Scholarships for Studying Abroad
海外留学のための奨学金

グローバル人材育成のためのスウェーデン学校臨床実習

令和5(2023年度)支援
研修先:スウェーデン 実施部局:教育学部 研修期間:2024年3月9日~3月20日 12(日間) 参加者数:7(人)

 本研修は、教育に関わる仕事に就きたい学生に北欧での約1週間の教育実習をさせることで、グローバルな視野で貢献できる人材を育てることを目的としています。

 スウェーデン学校研修はコロナ禍による中断はあるものの、2015年から教育学部が継続して実施しています。2019年からは金沢大学と共同で実施するようになり、今回は初めて聖心女子大学と津田塾大学も加えて、4大学合同で実施しました。信州大学からは教育学部と教育学研究科の学生7人が参加しました。

 教育実習に先立ち、信州大学教育学部との連携協定のあるウプサラ大学でスウェーデンの教員養成についての講義や学生の発表、職員による大学案内を聞きました。信州大学から来ている交換留学生と合流して交流ランチをした後は、晴天に恵まれたウプサラの街を散策しました。歴史あるウプサラの街を歩きながら、次はぜひとも交換留学生として来てみたい、と話す学生もいました。

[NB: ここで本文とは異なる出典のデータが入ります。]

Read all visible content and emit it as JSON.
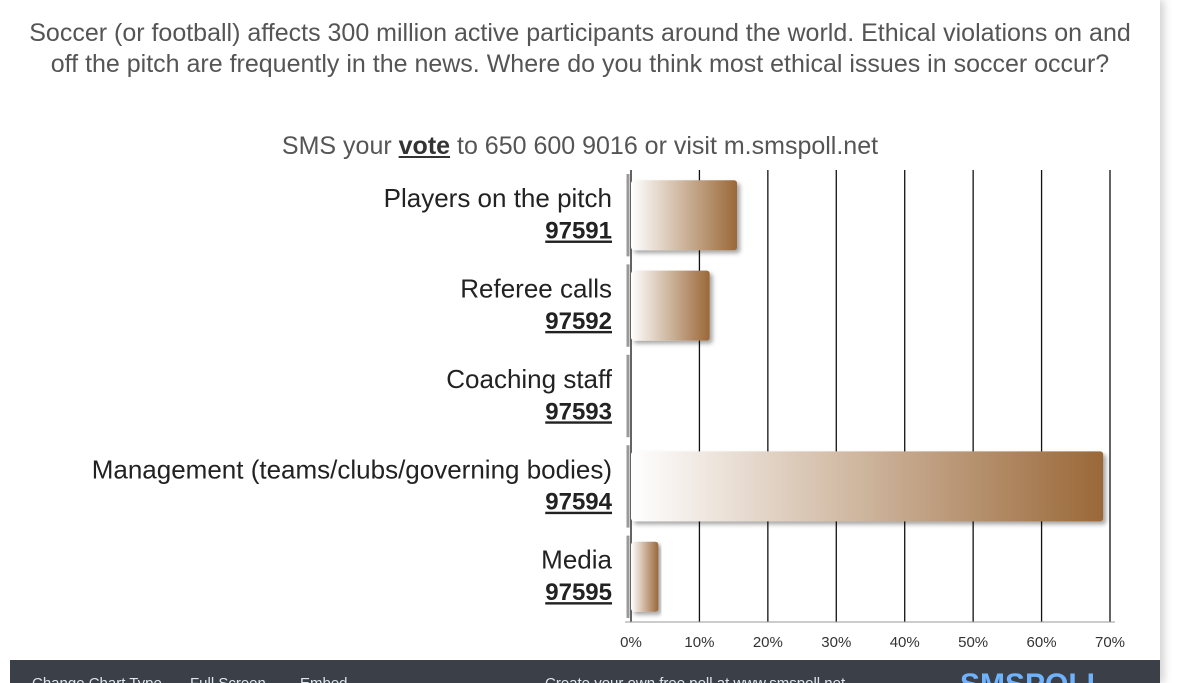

 教育実習では、ナッカ市とウプサラ市の4つの公立基礎学校を訪問しました。朝、子供たちが登校する時間に合わせて学校を訪問し、日課が終わるまでそれぞれの教室で過ごしました。どの学校でも、先生方や子供たちが温かく迎えてくださり、参加者は毎日たくさんの刺激を受けました。特に、日本の教室との規律やルールの違いに気が付く参加者が多くいました。子供たちは比較的自由に過ごしていて、先生と生徒の関係もフラットな印象を受けました。理科の実験や工作、裁縫などの場面では、日本ではけがや事故がないように丁寧に説明して、みんなが同じように取り組みますが、スウェーデンではそれぞれの子供が試行錯誤を繰り返しながら、工夫して、やりたいように進めていました。また、支援が必要な時だけ先生が手助けをするという場面が見られました。
 休み時間や給食では、子供たちと遊んだり、話したりする時間がたくさんありました。小さい子でも、一生懸命英語で話しかけてくれて、仲良くなった子とは記念に帽子を交換したりしました。様々な違いに気が付きますが、こうした交流を通じて、遠く離れていても共通する部分があることも感じました。特に、子供たちに向き合う先生方の姿勢からは、根本的に変わらないことがあるということに気が付きました。
今回の研修を通して、参加者は自身の教育観を広げることができました。ある参加者は、「日本に帰ってからもスウェーデンでの研修の成果を十分に発揮し、より良い教師になるために努力を続けていきたい」と綴っています。

これらの活動を通じて、学生はスウェーデンの学校教育への理解を深めるとともに、日本の学校の良さや課題についても考える機会が持てました。

【学生の声①】
私が今回のスウェーデン研修に参加した一番の理由は、日本の教育とスウェーデンの教育にどのよう違いがあるのかを知りたかったからだ。スウェーデンの授業では教師に質問をする生徒がとても多い。生徒が疑問に感じたことや分からなかったことをわざわざ挙手をせずに自由に発言していた。今回の研修を通して、私は自分の教育観を広げることができた。ただ授業を見学するだけでなく、実際に問題の解説をしたり、担当の先生と教育についての話をしたりもした。日本に帰ってからもスウェーデンでの研修の成果を十分に発揮し、より良い教師になるために努力を続けていきたい。

【学生の声②】
印象に残っているのが、図画工作ルームでの生徒の様子です。日本では、ミシンなど危険を伴う機会を扱う場合、立ったままやらない。先生の話をよく聞き、周囲と同じものを作成する。と、いった事が基本となるかと思います。しかし、スウェーデンの子供たちは自分の興味のあるものをそれぞれで作っており、教師は見守る形で生徒が助けを必要としている時のみヘルプをしている印象でした。今回の見学では、日本とスウェーデンの教育の違いをとても強く感じました。それぞれの教育の利点や欠点にも、今後は目を向けてみたいです。